Hang on, folks ... I think we may have had a bit of a knee-jerk here, in response in part to the framing by BigThink (especially that obnoxious headline) rather than by Dawkins' own statements in context:
How do you feel about recent attempts to end aging?
Richard Dawkins: It's easy to see why people might wish to prolong their own lives. It's a rather selfish pursuit unless you recognize and do something about the fact that birth rates are not declining in the world as a whole, and the population is rising rapidly. ... So to prolong human life in an irresponsible, profligate way would be indeed irresponsible unless you at the same time reduced birth rates. If everybody lived for ever, then we'd better stop any new people being born. Otherwise we're going to be hideously overcrowded. And it's a rather presumptuous, arrogant thing to do, some might say, to say, right, well, the present generation are the last ones to reproduce. We'd better all just sit here and enjoy our lives for thousands of years. We're obviously a long way away from that now, but I know there are some people who see that as a kind of ideal, and they certainly need to think seriously about what to do about population size.
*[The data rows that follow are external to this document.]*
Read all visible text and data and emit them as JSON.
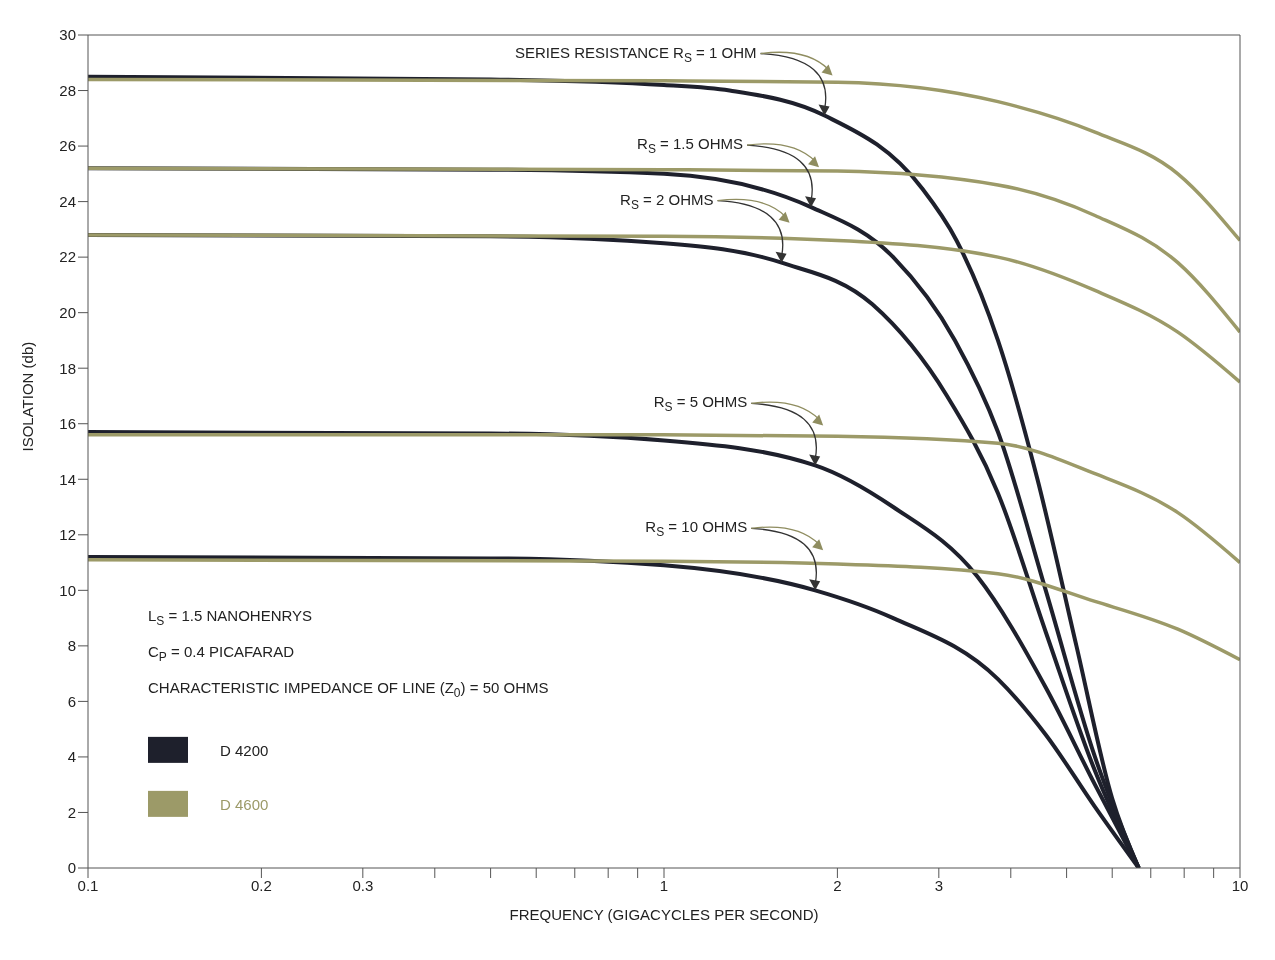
{
  "chart_data": {
    "type": "line",
    "xlabel": "FREQUENCY (GIGACYCLES PER SECOND)",
    "ylabel": "ISOLATION (db)",
    "log": "x",
    "xlim": [
      0.1,
      10
    ],
    "ylim": [
      0,
      30
    ],
    "xticks": [
      0.1,
      0.2,
      0.3,
      {
        "value": 0.4,
        "label": null
      },
      {
        "value": 0.5,
        "label": null
      },
      {
        "value": 0.6,
        "label": null
      },
      {
        "value": 0.7,
        "label": null
      },
      {
        "value": 0.8,
        "label": null
      },
      {
        "value": 0.9,
        "label": null
      },
      1,
      2,
      3,
      {
        "value": 4,
        "label": null
      },
      {
        "value": 5,
        "label": null
      },
      {
        "value": 6,
        "label": null
      },
      {
        "value": 7,
        "label": null
      },
      {
        "value": 8,
        "label": null
      },
      {
        "value": 9,
        "label": null
      },
      10
    ],
    "yticks": [
      0,
      2,
      4,
      6,
      8,
      10,
      12,
      14,
      16,
      18,
      20,
      22,
      24,
      26,
      28,
      30
    ],
    "grid": false,
    "legend": "bottom left",
    "marker": "none",
    "line_style": "solid",
    "series": [
      {
        "name": "D 4200",
        "color": "#1e202c",
        "x": [
          0.1,
          0.5,
          1,
          1.3,
          1.9,
          2.8,
          3.22,
          3.8,
          4.45,
          5.2,
          6,
          6.67
        ],
        "values": [
          28.5,
          28.4,
          28.2,
          28,
          27.1,
          24.5,
          22.6,
          19,
          14,
          8,
          2.5,
          0
        ]
      },
      {
        "color": "#1e202c",
        "x": [
          0.1,
          0.5,
          1,
          1.8,
          2.5,
          3.2,
          3.8,
          4.6,
          5.6,
          6.67
        ],
        "values": [
          25.2,
          25.15,
          25,
          23.8,
          22,
          19,
          15.7,
          10,
          4,
          0
        ]
      },
      {
        "color": "#1e202c",
        "x": [
          0.1,
          0.5,
          1,
          1.6,
          2.3,
          3.1,
          3.8,
          4.6,
          5.6,
          6.67
        ],
        "values": [
          22.8,
          22.75,
          22.5,
          21.8,
          20.3,
          17,
          13.5,
          8.5,
          3.5,
          0
        ]
      },
      {
        "color": "#1e202c",
        "x": [
          0.1,
          0.5,
          1,
          1.83,
          2.5,
          3.5,
          4.6,
          5.6,
          6.67
        ],
        "values": [
          15.7,
          15.65,
          15.4,
          14.5,
          13,
          10.5,
          6.5,
          3,
          0
        ]
      },
      {
        "color": "#1e202c",
        "x": [
          0.1,
          0.5,
          1,
          1.83,
          2.5,
          3.8,
          4.6,
          5.6,
          6.67
        ],
        "values": [
          11.2,
          11.15,
          10.9,
          10,
          9,
          6.8,
          4.8,
          2.2,
          0
        ]
      },
      {
        "name": "D 4600",
        "color": "#9c9a68",
        "x": [
          0.1,
          1,
          2,
          3.8,
          5.6,
          7.8,
          10
        ],
        "values": [
          28.4,
          28.35,
          28.3,
          27.6,
          26.5,
          25,
          22.6
        ]
      },
      {
        "color": "#9c9a68",
        "x": [
          0.1,
          1,
          2,
          3.8,
          5.6,
          7.8,
          10
        ],
        "values": [
          25.2,
          25.15,
          25.1,
          24.6,
          23.5,
          21.8,
          19.3
        ]
      },
      {
        "color": "#9c9a68",
        "x": [
          0.1,
          1,
          2,
          3.8,
          5.6,
          7.8,
          10
        ],
        "values": [
          22.8,
          22.75,
          22.6,
          22,
          20.8,
          19.3,
          17.5
        ]
      },
      {
        "color": "#9c9a68",
        "x": [
          0.1,
          1,
          2,
          3.8,
          5.6,
          7.8,
          10
        ],
        "values": [
          15.6,
          15.6,
          15.55,
          15.3,
          14.2,
          12.8,
          11
        ]
      },
      {
        "color": "#9c9a68",
        "x": [
          0.1,
          1,
          2,
          3.8,
          5.6,
          7.8,
          10
        ],
        "values": [
          11.1,
          11.05,
          10.95,
          10.6,
          9.6,
          8.6,
          7.5
        ]
      }
    ],
    "annotations": [
      {
        "text": "SERIES RESISTANCE R$_{S}$ = 1 OHM",
        "x": 1.9,
        "y": 27.1
      },
      {
        "text": "R$_{S}$ = 1.5 OHMS",
        "x": 1.8,
        "y": 23.8
      },
      {
        "text": "R$_{S}$ = 2 OHMS",
        "x": 1.6,
        "y": 21.8
      },
      {
        "text": "R$_{S}$ = 5 OHMS",
        "x": 1.83,
        "y": 14.5
      },
      {
        "text": "R$_{S}$ = 10 OHMS",
        "x": 1.83,
        "y": 10
      },
      "L$_{S}$ = 1.5 NANOHENRYS",
      "C$_{P}$ = 0.4 PICAFARAD",
      "CHARACTERISTIC IMPEDANCE OF LINE (Z$_{0}$) = 50 OHMS"
    ]
  }
}
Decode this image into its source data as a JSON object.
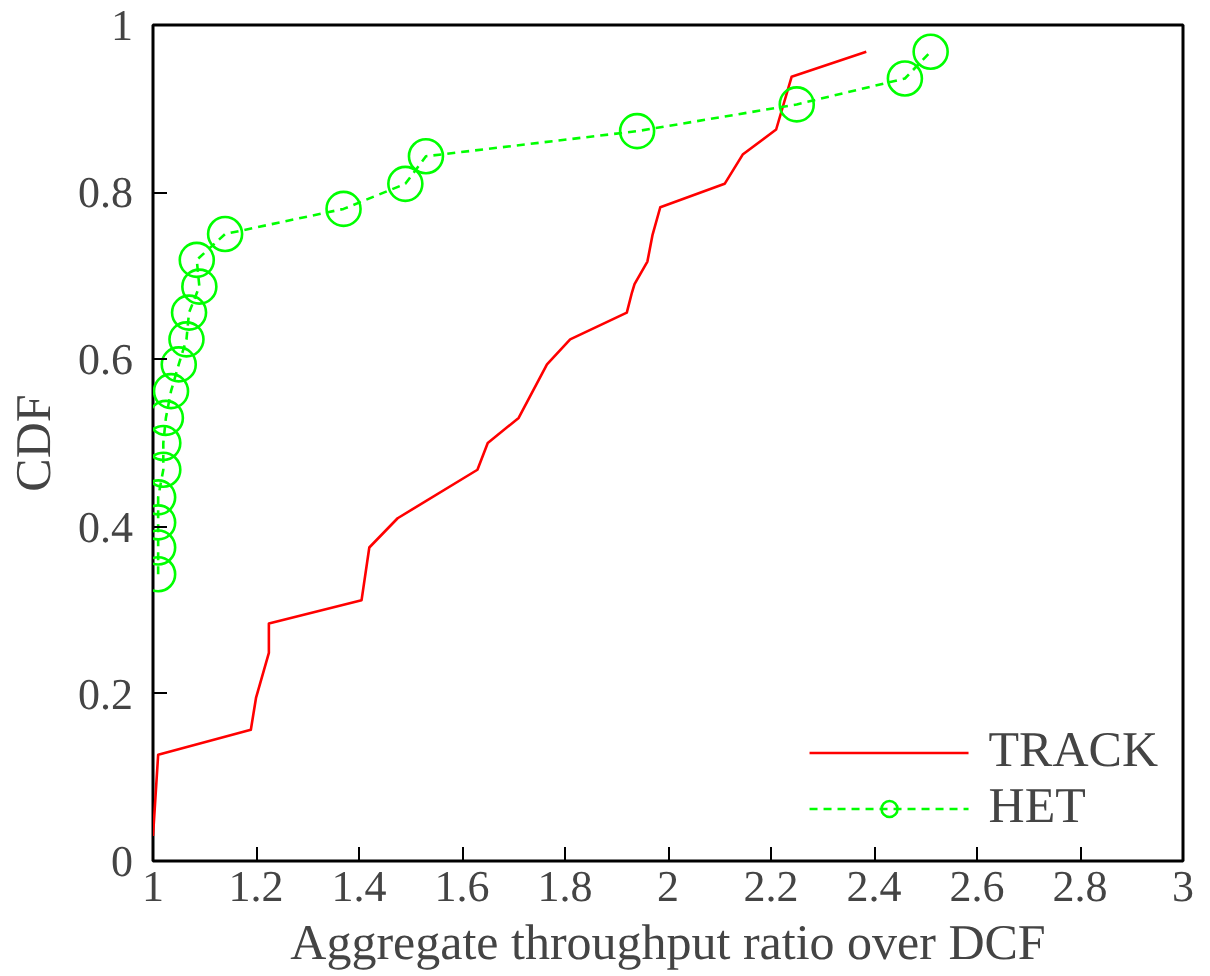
{
  "chart_data": {
    "type": "line",
    "xlabel": "Aggregate throughput ratio over DCF",
    "ylabel": "CDF",
    "xlim": [
      1,
      3
    ],
    "ylim": [
      0,
      1
    ],
    "xticks": [
      1,
      1.2,
      1.4,
      1.6,
      1.8,
      2,
      2.2,
      2.4,
      2.6,
      2.8,
      3
    ],
    "yticks": [
      0,
      0.2,
      0.4,
      0.6,
      0.8,
      1
    ],
    "grid": false,
    "legend": "bottom right",
    "series": [
      {
        "name": "TRACK",
        "color": "#ff0000",
        "line_style": "solid",
        "marker": "none",
        "x": [
          1.0,
          1.01,
          1.19,
          1.2,
          1.225,
          1.225,
          1.405,
          1.42,
          1.475,
          1.63,
          1.65,
          1.71,
          1.765,
          1.81,
          1.92,
          1.93,
          1.935,
          1.96,
          1.97,
          1.985,
          2.11,
          2.145,
          2.21,
          2.24,
          2.385
        ],
        "values": [
          0.03,
          0.127,
          0.157,
          0.195,
          0.249,
          0.284,
          0.312,
          0.375,
          0.41,
          0.468,
          0.5,
          0.53,
          0.594,
          0.624,
          0.656,
          0.68,
          0.69,
          0.717,
          0.749,
          0.782,
          0.81,
          0.845,
          0.875,
          0.938,
          0.968
        ]
      },
      {
        "name": "HET",
        "color": "#00ff00",
        "line_style": "dashed",
        "marker": "circle",
        "x": [
          1.01,
          1.01,
          1.01,
          1.01,
          1.02,
          1.02,
          1.025,
          1.035,
          1.05,
          1.065,
          1.07,
          1.09,
          1.085,
          1.14,
          1.37,
          1.49,
          1.53,
          1.94,
          2.25,
          2.46,
          2.51
        ],
        "values": [
          0.343,
          0.375,
          0.405,
          0.435,
          0.468,
          0.5,
          0.53,
          0.562,
          0.594,
          0.624,
          0.656,
          0.687,
          0.719,
          0.75,
          0.78,
          0.81,
          0.843,
          0.873,
          0.905,
          0.936,
          0.968
        ]
      }
    ]
  }
}
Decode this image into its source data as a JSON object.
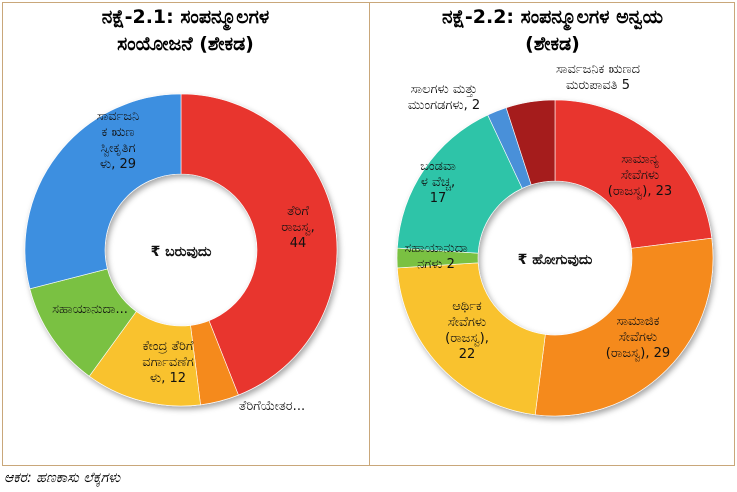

While it doesn't look as if Dawkins is exactly going to be a prominent booster of radical life extension, he's clearly not saying "we must all die on schedule, to avoid overpopulation" but "
IF we're going to do this, we're going to have to do something about overpopulation." This is, in fact, an entirely reasonable position; indeed, it's my own and (contra someone's statement earlier in the thread)
Dr. de Grey's. The main difference is that Dawkins seems to lack much interest, whereas it's bloody obvious to me and others that it's a moral imperative to cure the terrible degenerative disease known as biological aging on the most aggressive possible schedule (and you're all donating your $1000/year to SENS Foundation, right?) -- but yes, we'll have to take steps to abrogate or ameliorate any adverse social side-effects, of which this is one very likely example if we don't make proactive moves to address it.
(Yes, contrary to what Dawkins says, most projections currently predict global subreplacement fertility sometime in the next few decades -- but no, that won't be enough to counteract an average lifespan of ~1000 yrs. Nor do Dr. Gavrilov's projections get us off the hook, tho' they make it clear that the situation isn't as immediate or as inescapable a crisis as naysayers assume or assert: even a population
rate increase equivalent to that of the postwar Baby Boom, starting at ~7 bn people and perpetuated indefinitely, would rapidly become disastrous ...).
Edited by Michael, 02 June 2010 - 07:07 PM.